Handicap et emploi : quand travailler davantage devient un obstacle

PAD RSDAE

24 juin 2026

Dans nos permanences parlementaires, nous rencontrons régulièrement des personnes confrontées à une situation incompréhensible : elles souhaitent travailler plus, gagner en autonomie et s’insérer durablement dans l’emploi, mais elles hésitent à le faire par crainte de perdre leur Allocation aux adultes handicapés (AAH) qui sécurise leur quotidien. Autrement dit, notre système peut parfois décourager celles et ceux qu’il devrait accompagner.

C’est pour mettre fin à cette incohérence que j’ai cosigné la proposition de loi déposée par mon collègue Sébastien Saint-Pasteur. Son objectif est simple : permettre aux personnes en situation de handicap de travailler selon leurs capacités, sans être pénalisées par des règles administratives floues et inégalement appliquées.

Derrière cette question se cache une notion peu connue du grand public : la restriction substantielle et durable pour l’accès à l’emploi (RSDAE). C’est elle qui permet à une personne dont le taux d’incapacité est compris entre 50 % et 79 % de bénéficier de l’AAH.

Le problème est que cette notion n’a jamais été véritablement définie par la loi. Son interprétation repose aujourd’hui sur les Maisons départementales des personnes handicapées (MDPH), avec des pratiques qui peuvent varier d’un territoire à l’autre.

Concrètement, deux personnes présentant des difficultés comparables peuvent recevoir des décisions différentes. Dans certains cas, accepter davantage d’heures de travail ou un contrat plus important peut conduire à perdre un droit pourtant essentiel à la stabilité financière de la personne. Cette situation crée une forme d’insécurité permanente et pousse certains bénéficiaires à limiter leur activité professionnelle, non par choix, mais par prudence.

Cette réalité est connue depuis longtemps. L’Inspection générale des affaires sociales, la Cour des comptes ainsi que plusieurs rapports parlementaires ont alerté sur les effets pervers du dispositif actuel. Les personnes vivant avec un handicap psychique, cognitif ou neurodéveloppemental sont particulièrement concernées. Leurs parcours sont souvent marqués par des périodes de stabilité, suivies de moments plus difficiles. Elles ont besoin d’un système capable de s’adapter à cette réalité, et non de les enfermer dans un choix impossible entre emploi et sécurité financière.

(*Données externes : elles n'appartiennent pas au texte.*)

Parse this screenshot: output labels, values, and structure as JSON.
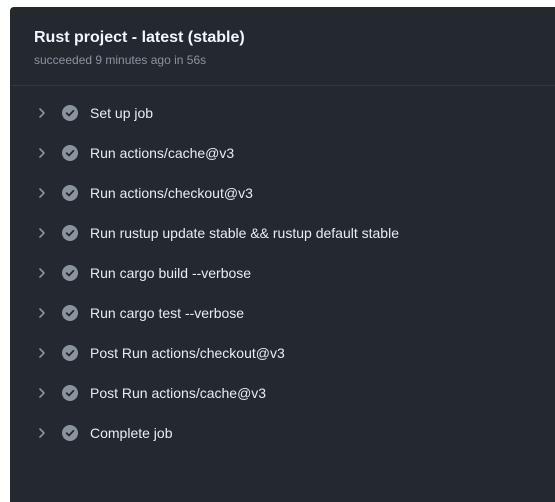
{
  "job": {
    "title": "Rust project - latest (stable)",
    "status_line": "succeeded 9 minutes ago in 56s"
  },
  "steps": [
    {
      "label": "Set up job",
      "status": "success"
    },
    {
      "label": "Run actions/cache@v3",
      "status": "success"
    },
    {
      "label": "Run actions/checkout@v3",
      "status": "success"
    },
    {
      "label": "Run rustup update stable && rustup default stable",
      "status": "success"
    },
    {
      "label": "Run cargo build --verbose",
      "status": "success"
    },
    {
      "label": "Run cargo test --verbose",
      "status": "success"
    },
    {
      "label": "Post Run actions/checkout@v3",
      "status": "success"
    },
    {
      "label": "Post Run actions/cache@v3",
      "status": "success"
    },
    {
      "label": "Complete job",
      "status": "success"
    }
  ],
  "icons": {
    "expand": "chevron-right-icon",
    "status": "check-circle-icon"
  },
  "colors": {
    "panel_background": "#24292f",
    "check_fill": "#8b949e",
    "title_text": "#f0f6fc",
    "muted_text": "#8b949e"
  }
}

Cette proposition de loi apporte une réponse pragmatique.

Elle prévoit d’abord de donner une définition claire et nationale de la restriction substantielle et durable pour l’accès à l’emploi. Le droit à l’AAH ne dépendrait plus mécaniquement du nombre d’heures travaillées, mais de la réalité des limitations liées au handicap.

Elle prévoit également de mieux protéger les personnes qui, du fait même de leur handicap, ne sont pas en capacité d’effectuer des démarches de recherche d’emploi comparables à celles du reste de la population. Leur situation ne pourrait plus être interprétée comme un manque de volonté ou d’engagement.

Il ne s’agit pas de créer une nouvelle prestation ni d’élargir artificiellement les critères d’attribution. Il s’agit de rendre la règle plus juste, plus lisible et plus équitable sur l’ensemble du territoire.

J’ai souhaité soutenir ce texte parce qu’il répond à une injustice documentée depuis des années, et que nombre d’entre vous subissent dans le Finistère. Nous ne pouvons pas affirmer vouloir favoriser l’inclusion professionnelle des personnes en situation de handicap tout en maintenant des mécanismes qui les dissuadent concrètement de travailler davantage.

L’émancipation passe aussi par l’accès à l’emploi. C’est un enjeu très concret pour de nombreuses familles du territoire, que nous avons le devoir de traiter avec justice et cohérence. Notre responsabilité politique est de faire en sorte que le handicap ne conduise jamais à devoir choisir entre travailler et conserver les droits qui permettent de vivre dignement.